È questa una retorica politica assolutamente miope, come ha ricordato recentemente Andrea Morniroli, che su questo dramma collettivo ha delle responsabilità pesanti: sia «la politica della destra e dei sovranisti che quota la paura sul mercato del consenso elettorale, sia quella dei progressisti che, pur dicendo cose di senso e contrastando teoricamente le discriminazioni e il razzismo, poi firma senza problemi, in nome della nostra sicurezza, gli accordi con i macellai libici, spesso gli stessi che gestiscono il traffico di essere umani, in una sorta di paradosso istituzionale. Facendo finta di non vedere e di non sapere delle migliaia di corpi torturati e stuprati nei centri di contenzione libici e delle migliaia di persone sfruttate, costrette a prostituirsi o ricattate giocando sugli affetti più cari».

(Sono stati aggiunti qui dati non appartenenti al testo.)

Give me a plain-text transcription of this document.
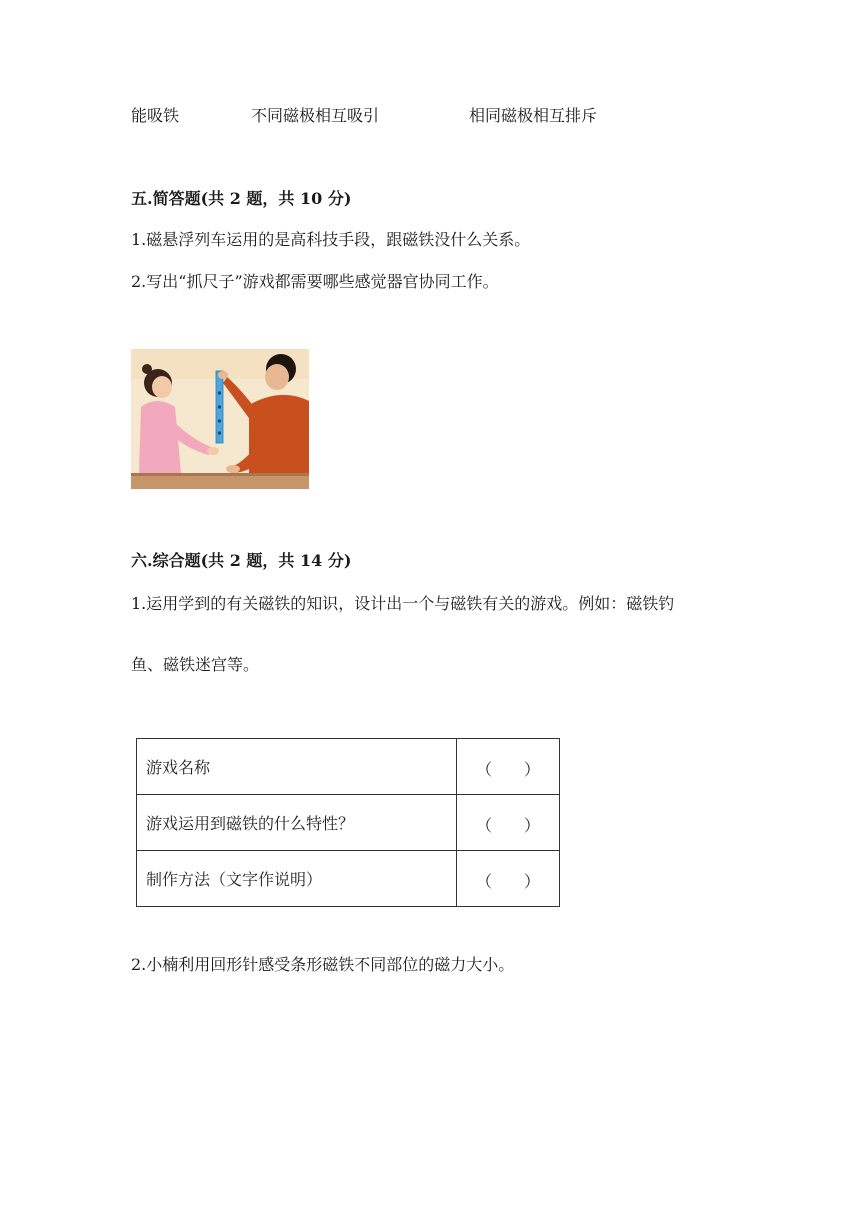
能吸铁	不同磁极相互吸引	相同磁极相互排斥
五.简答题(共 2 题，共 10 分)
1.磁悬浮列车运用的是高科技手段，跟磁铁没什么关系。
2.写出“抓尺子”游戏都需要哪些感觉器官协同工作。
六.综合题(共 2 题，共 14 分)
1.运用学到的有关磁铁的知识，设计出一个与磁铁有关的游戏。例如：磁铁钓
鱼、磁铁迷宫等。
游戏名称	（ ）

游戏运用到磁铁的什么特性？	（ ）

制作方法（文字作说明）	（ ）

2.小楠利用回形针感受条形磁铁不同部位的磁力大小。
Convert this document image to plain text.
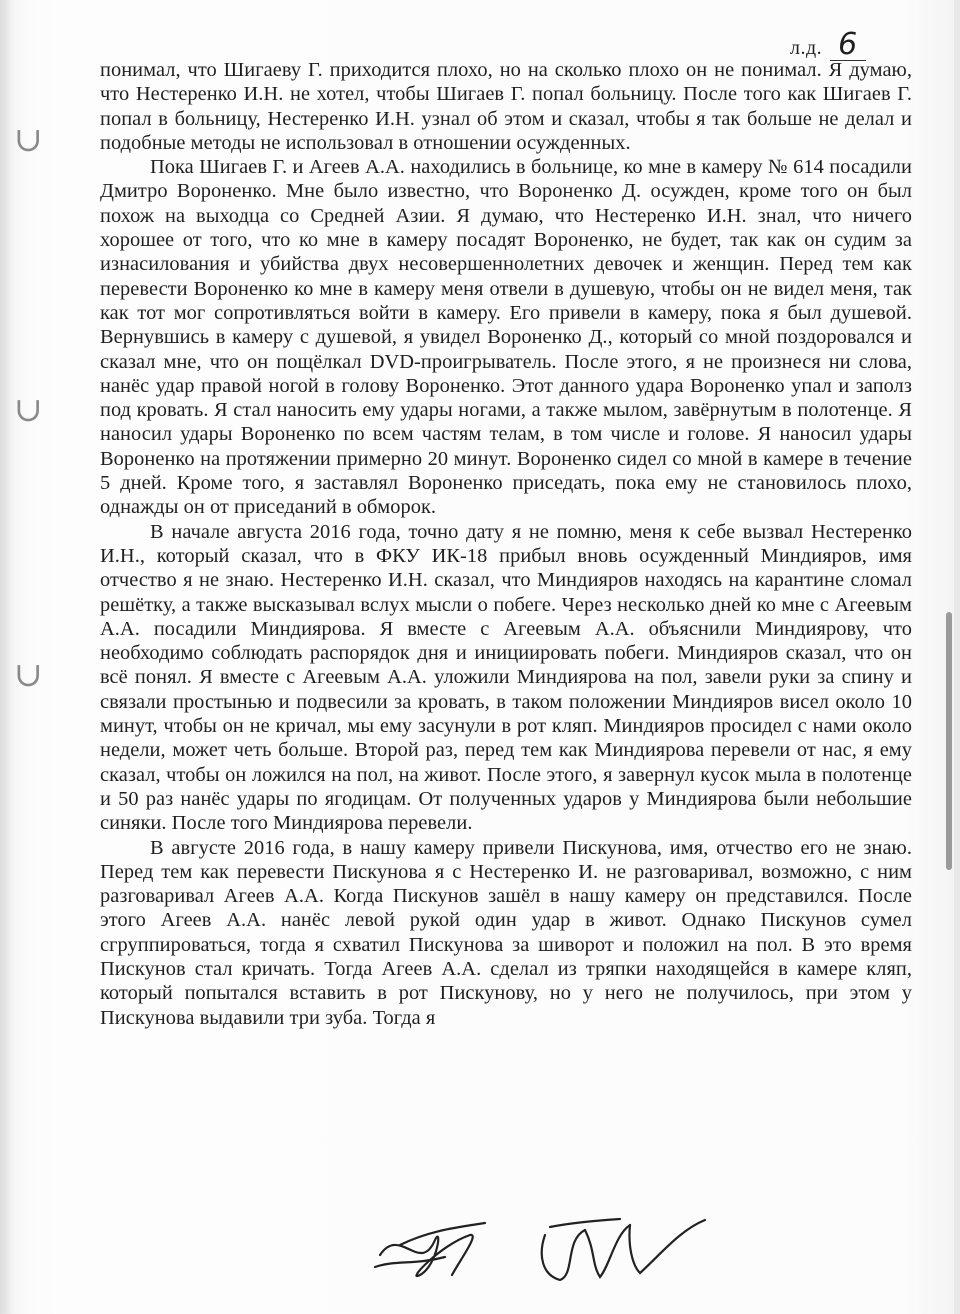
л.д. 6
∪
∪
∪

понимал, что Шигаеву Г. приходится плохо, но на сколько плохо он не понимал. Я думаю, что Нестеренко И.Н. не хотел, чтобы Шигаев Г. попал больницу. После того как Шигаев Г. попал в больницу, Нестеренко И.Н. узнал об этом и сказал, чтобы я так больше не делал и подобные методы не использовал в отношении осужденных.

Пока Шигаев Г. и Агеев А.А. находились в больнице, ко мне в камеру № 614 посадили Дмитро Вороненко. Мне было известно, что Вороненко Д. осужден, кроме того он был похож на выходца со Средней Азии. Я думаю, что Нестеренко И.Н. знал, что ничего хорошее от того, что ко мне в камеру посадят Вороненко, не будет, так как он судим за изнасилования и убийства двух несовершеннолетних девочек и женщин. Перед тем как перевести Вороненко ко мне в камеру меня отвели в душевую, чтобы он не видел меня, так как тот мог сопротивляться войти в камеру. Его привели в камеру, пока я был душевой. Вернувшись в камеру с душевой, я увидел Вороненко Д., который со мной поздоровался и сказал мне, что он пощёлкал DVD-проигрыватель. После этого, я не произнеся ни слова, нанёс удар правой ногой в голову Вороненко. Этот данного удара Вороненко упал и заполз под кровать. Я стал наносить ему удары ногами, а также мылом, завёрнутым в полотенце. Я наносил удары Вороненко по всем частям телам, в том числе и голове. Я наносил удары Вороненко на протяжении примерно 20 минут. Вороненко сидел со мной в камере в течение 5 дней. Кроме того, я заставлял Вороненко приседать, пока ему не становилось плохо, однажды он от приседаний в обморок.

В начале августа 2016 года, точно дату я не помню, меня к себе вызвал Нестеренко И.Н., который сказал, что в ФКУ ИК-18 прибыл вновь осужденный Миндияров, имя отчество я не знаю. Нестеренко И.Н. сказал, что Миндияров находясь на карантине сломал решётку, а также высказывал вслух мысли о побеге. Через несколько дней ко мне с Агеевым А.А. посадили Миндиярова. Я вместе с Агеевым А.А. объяснили Миндиярову, что необходимо соблюдать распорядок дня и инициировать побеги. Миндияров сказал, что он всё понял. Я вместе с Агеевым А.А. уложили Миндиярова на пол, завели руки за спину и связали простынью и подвесили за кровать, в таком положении Миндияров висел около 10 минут, чтобы он не кричал, мы ему засунули в рот кляп. Миндияров просидел с нами около недели, может четь больше. Второй раз, перед тем как Миндиярова перевели от нас, я ему сказал, чтобы он ложился на пол, на живот. После этого, я завернул кусок мыла в полотенце и 50 раз нанёс удары по ягодицам. От полученных ударов у Миндиярова были небольшие синяки. После того Миндиярова перевели.

В августе 2016 года, в нашу камеру привели Пискунова, имя, отчество его не знаю. Перед тем как перевести Пискунова я с Нестеренко И. не разговаривал, возможно, с ним разговаривал Агеев А.А. Когда Пискунов зашёл в нашу камеру он представился. После этого Агеев А.А. нанёс левой рукой один удар в живот. Однако Пискунов сумел сгруппироваться, тогда я схватил Пискунова за шиворот и положил на пол. В это время Пискунов стал кричать. Тогда Агеев А.А. сделал из тряпки находящейся в камере кляп, который попытался вставить в рот Пискунову, но у него не получилось, при этом у Пискунова выдавили три зуба. Тогда я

A ricordarci che oltre la retorica delle campagne elettorali ci sono le storie, in carne e ossa, delle persone che fuggono dalla disperazione, è ancora una volta la morte di un innocente. È la fine assurda di Loujin Ahmed Nasif, la bambina siriana di quattro anni morta di sete, disidratata su un peschereccio partito dal Libano e che ha vagato per più di dieci giorni senza acqua e cibo, in una nuova e rischiosa rotta verso l’Italia apertasi in seguito ai respingimenti attuati da Cipro.

La fine di questa vita innocente è stata quasi totalmente oscurata dai media, troppo indaffarati a raccontare per giorni, e con dovizia di particolari, il lutto che ha colpito il Regno Unito.

Domenica 25 settembre celebreremo la 108ma Giornata mondiale del migrante e del Rifugiato, guidati dal messaggio del Papa dal titolo Costruire il futuro con i migranti e i rifugiati. Ed è proprio il pontefice a ricordarci che, alla luce «di quanto abbiamo appreso nelle tribolazioni degli ultimi tempi, siamo chiamati a rinnovare il nostro impegno per l’edificazione di un futuro più rispondente al progetto di Dio, di un mondo dove tutti possano vivere in pace e dignità»: anche gli Alan Kurdi e le Loujin Ahmed Nasif della nostra sventurata epoca.